November 5, 2019
The US’ three-week-long International Maritime Exercise (IMX) that began on October 21 comes after a number of commercial vessels were attacked in the Gulf from May, ratcheting up regional tensions.
Washington and other Western powers blamed the incidents on Iran, but Tehran has denied any involvement.
The IMX is the second largest maritime exercise of its kind, with 5,000 personnel, 40 vessels and 17 aircrafts from 50 countries deployed to the strategic waterway that separates Iran from the pro-US Arab Gulf monarchies.
“This is the first time we are taking part in the IMX,” the head of a Saudi naval de-mining team, Ali Bin Shreidi, told AFP aboard the Cardigan Bay, a British Royal Fleet Auxillary landing ship dock, 40 miles (65 kilometres) off the Bahrain coast.
The officer and his three-member team were participating in the day’s exercises dedicated to de-mining.
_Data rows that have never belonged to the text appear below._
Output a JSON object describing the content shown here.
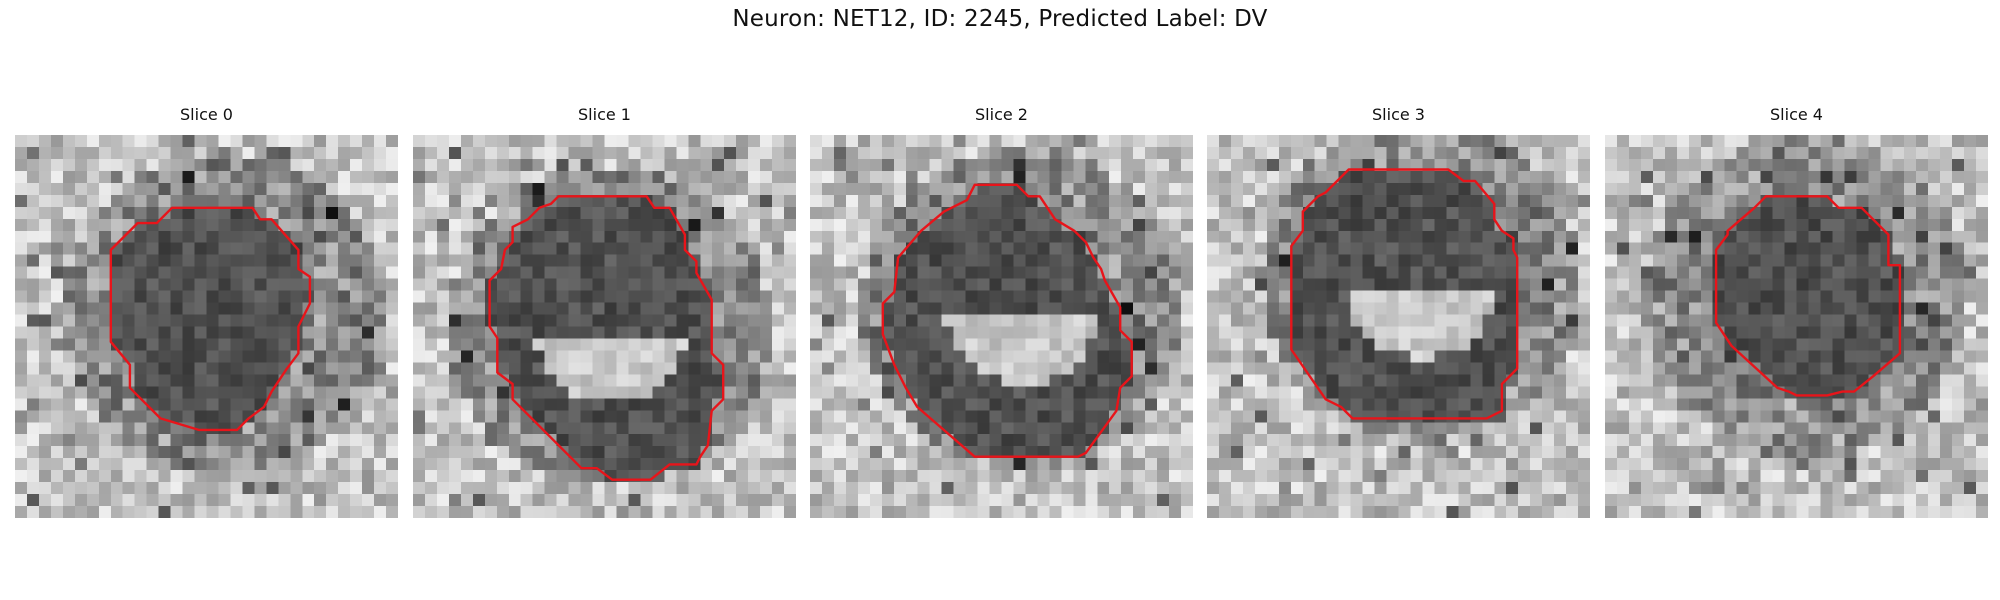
{
  "figure": {
    "title": "Neuron: NET12, ID: 2245, Predicted Label: DV"
  },
  "contour_color": "#e8141a",
  "slices": [
    {
      "title": "Slice 0",
      "contour": [
        [
          0.51,
          0.19
        ],
        [
          0.62,
          0.19
        ],
        [
          0.64,
          0.22
        ],
        [
          0.67,
          0.22
        ],
        [
          0.74,
          0.3
        ],
        [
          0.74,
          0.35
        ],
        [
          0.77,
          0.37
        ],
        [
          0.77,
          0.44
        ],
        [
          0.74,
          0.5
        ],
        [
          0.74,
          0.57
        ],
        [
          0.71,
          0.61
        ],
        [
          0.67,
          0.67
        ],
        [
          0.65,
          0.71
        ],
        [
          0.61,
          0.74
        ],
        [
          0.58,
          0.77
        ],
        [
          0.48,
          0.77
        ],
        [
          0.38,
          0.74
        ],
        [
          0.3,
          0.66
        ],
        [
          0.3,
          0.6
        ],
        [
          0.25,
          0.54
        ],
        [
          0.25,
          0.3
        ],
        [
          0.32,
          0.23
        ],
        [
          0.37,
          0.23
        ],
        [
          0.41,
          0.19
        ]
      ]
    },
    {
      "title": "Slice 1",
      "contour": [
        [
          0.38,
          0.16
        ],
        [
          0.61,
          0.16
        ],
        [
          0.63,
          0.19
        ],
        [
          0.67,
          0.19
        ],
        [
          0.71,
          0.26
        ],
        [
          0.71,
          0.3
        ],
        [
          0.74,
          0.33
        ],
        [
          0.74,
          0.36
        ],
        [
          0.78,
          0.43
        ],
        [
          0.78,
          0.57
        ],
        [
          0.81,
          0.6
        ],
        [
          0.81,
          0.69
        ],
        [
          0.78,
          0.72
        ],
        [
          0.77,
          0.81
        ],
        [
          0.75,
          0.84
        ],
        [
          0.74,
          0.86
        ],
        [
          0.67,
          0.86
        ],
        [
          0.62,
          0.9
        ],
        [
          0.52,
          0.9
        ],
        [
          0.48,
          0.87
        ],
        [
          0.44,
          0.87
        ],
        [
          0.26,
          0.69
        ],
        [
          0.26,
          0.65
        ],
        [
          0.22,
          0.62
        ],
        [
          0.22,
          0.53
        ],
        [
          0.2,
          0.5
        ],
        [
          0.2,
          0.38
        ],
        [
          0.23,
          0.35
        ],
        [
          0.24,
          0.3
        ],
        [
          0.26,
          0.28
        ],
        [
          0.26,
          0.24
        ],
        [
          0.3,
          0.22
        ],
        [
          0.33,
          0.19
        ],
        [
          0.36,
          0.18
        ]
      ]
    },
    {
      "title": "Slice 2",
      "contour": [
        [
          0.43,
          0.13
        ],
        [
          0.54,
          0.13
        ],
        [
          0.57,
          0.16
        ],
        [
          0.6,
          0.16
        ],
        [
          0.64,
          0.22
        ],
        [
          0.69,
          0.25
        ],
        [
          0.72,
          0.28
        ],
        [
          0.74,
          0.32
        ],
        [
          0.76,
          0.35
        ],
        [
          0.77,
          0.38
        ],
        [
          0.81,
          0.45
        ],
        [
          0.81,
          0.51
        ],
        [
          0.84,
          0.54
        ],
        [
          0.84,
          0.63
        ],
        [
          0.81,
          0.66
        ],
        [
          0.8,
          0.72
        ],
        [
          0.72,
          0.83
        ],
        [
          0.7,
          0.84
        ],
        [
          0.68,
          0.84
        ],
        [
          0.43,
          0.84
        ],
        [
          0.28,
          0.71
        ],
        [
          0.25,
          0.66
        ],
        [
          0.22,
          0.6
        ],
        [
          0.19,
          0.52
        ],
        [
          0.19,
          0.44
        ],
        [
          0.22,
          0.41
        ],
        [
          0.23,
          0.32
        ],
        [
          0.29,
          0.25
        ],
        [
          0.35,
          0.2
        ],
        [
          0.41,
          0.17
        ]
      ]
    },
    {
      "title": "Slice 3",
      "contour": [
        [
          0.37,
          0.09
        ],
        [
          0.63,
          0.09
        ],
        [
          0.67,
          0.12
        ],
        [
          0.7,
          0.12
        ],
        [
          0.75,
          0.18
        ],
        [
          0.75,
          0.22
        ],
        [
          0.77,
          0.25
        ],
        [
          0.8,
          0.27
        ],
        [
          0.8,
          0.3
        ],
        [
          0.81,
          0.32
        ],
        [
          0.81,
          0.61
        ],
        [
          0.77,
          0.65
        ],
        [
          0.77,
          0.72
        ],
        [
          0.73,
          0.74
        ],
        [
          0.72,
          0.74
        ],
        [
          0.38,
          0.74
        ],
        [
          0.35,
          0.71
        ],
        [
          0.31,
          0.69
        ],
        [
          0.22,
          0.56
        ],
        [
          0.22,
          0.29
        ],
        [
          0.25,
          0.25
        ],
        [
          0.25,
          0.2
        ],
        [
          0.29,
          0.16
        ],
        [
          0.31,
          0.15
        ]
      ]
    },
    {
      "title": "Slice 4",
      "contour": [
        [
          0.42,
          0.16
        ],
        [
          0.58,
          0.16
        ],
        [
          0.61,
          0.19
        ],
        [
          0.67,
          0.19
        ],
        [
          0.74,
          0.26
        ],
        [
          0.74,
          0.34
        ],
        [
          0.77,
          0.34
        ],
        [
          0.77,
          0.57
        ],
        [
          0.7,
          0.63
        ],
        [
          0.65,
          0.67
        ],
        [
          0.62,
          0.67
        ],
        [
          0.58,
          0.68
        ],
        [
          0.5,
          0.68
        ],
        [
          0.48,
          0.67
        ],
        [
          0.45,
          0.66
        ],
        [
          0.33,
          0.55
        ],
        [
          0.29,
          0.49
        ],
        [
          0.29,
          0.45
        ],
        [
          0.29,
          0.3
        ],
        [
          0.32,
          0.26
        ],
        [
          0.32,
          0.25
        ],
        [
          0.39,
          0.19
        ]
      ]
    }
  ]
}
“We are here… to increase our capabilities and share our expertise in fighting mines, in order to protect navigation.”
In June, the US Navy alleged that a mine resembling Iranian weaponry was used in an attack on the Japanese-owned Kokuka Courageous tanker that was targeted as it passed through the Gulf of Oman.
Then in July, Iranian Revolutionary Guards seized a British-flagged oil tanker, holding it for more than two months before releasing the vessel.
In response to the incidents, the US formed a naval coalition to protect navigation in a waterway that is critical to global oil supplies.
Bahrain, which hosts the US Navy’s Fifth Fleet, joined the US-led naval coalition in August. Saudi Arabia and the United Arab Emirates followed suit in September.
The United Kingdom and Australia are the principal Western partners to have agreed to send warships to escort commercial shipping in the Gulf.
Animosity between Tehran and Washington has soared since the US unilaterally abandoned a multinational deal on curbing Iran’s nuclear programme last year and reimposed heavy sanctions on the Islamic republic.
Most European states have declined to participate in the naval coalition, fearful of undermining their efforts to save the nuclear accord with Iran, which was badly weakened by the US withdrawal.
The move came after Iran said on Saturday that it had sent Iraq and Arab states of the Gulf the text of its security and cooperation project first unveiled by President Hassan Rouhani at the UN in September.
Rouhani “sent the full text (of the initiative) to the heads” of the Gulf Cooperation Council and Iraq and “asked for their cooperation in processing and implementing it”, the foreign ministry said.
The GCC is a six-nation bloc that groups Saudi Arabia, the United Arab Emirates, Bahrain, Kuwait, Qatar and Oman.
Ties have been tense between Iran and GCC members Saudi Arabia and the United Arab Emirates, both allies of the United States and leading members of a military coalition battling Iran-backed Houthi rebels in Yemen.
In September, Rouhani proposed in a speech at the UN General Assembly a “Coalition for Hope” that would unite all regional countries in a pledge of non-aggression and non-interference in each others’ affairs.
That came after a string of mysterious attacks on oil tankers in the Gulf and Saudi oil installations.
“The security of the region shall be provided when American troops pull out,” Rouhani said at the General Assembly.
“In the event of an incident, you and we shall not remain alone. We are neighbours with each other and not with the United States,” he added.
The US and Iran came to the brink of a military confrontation in June when Iran downed a US drone and Trump ordered retaliatory strikes before cancelling them at the last minute.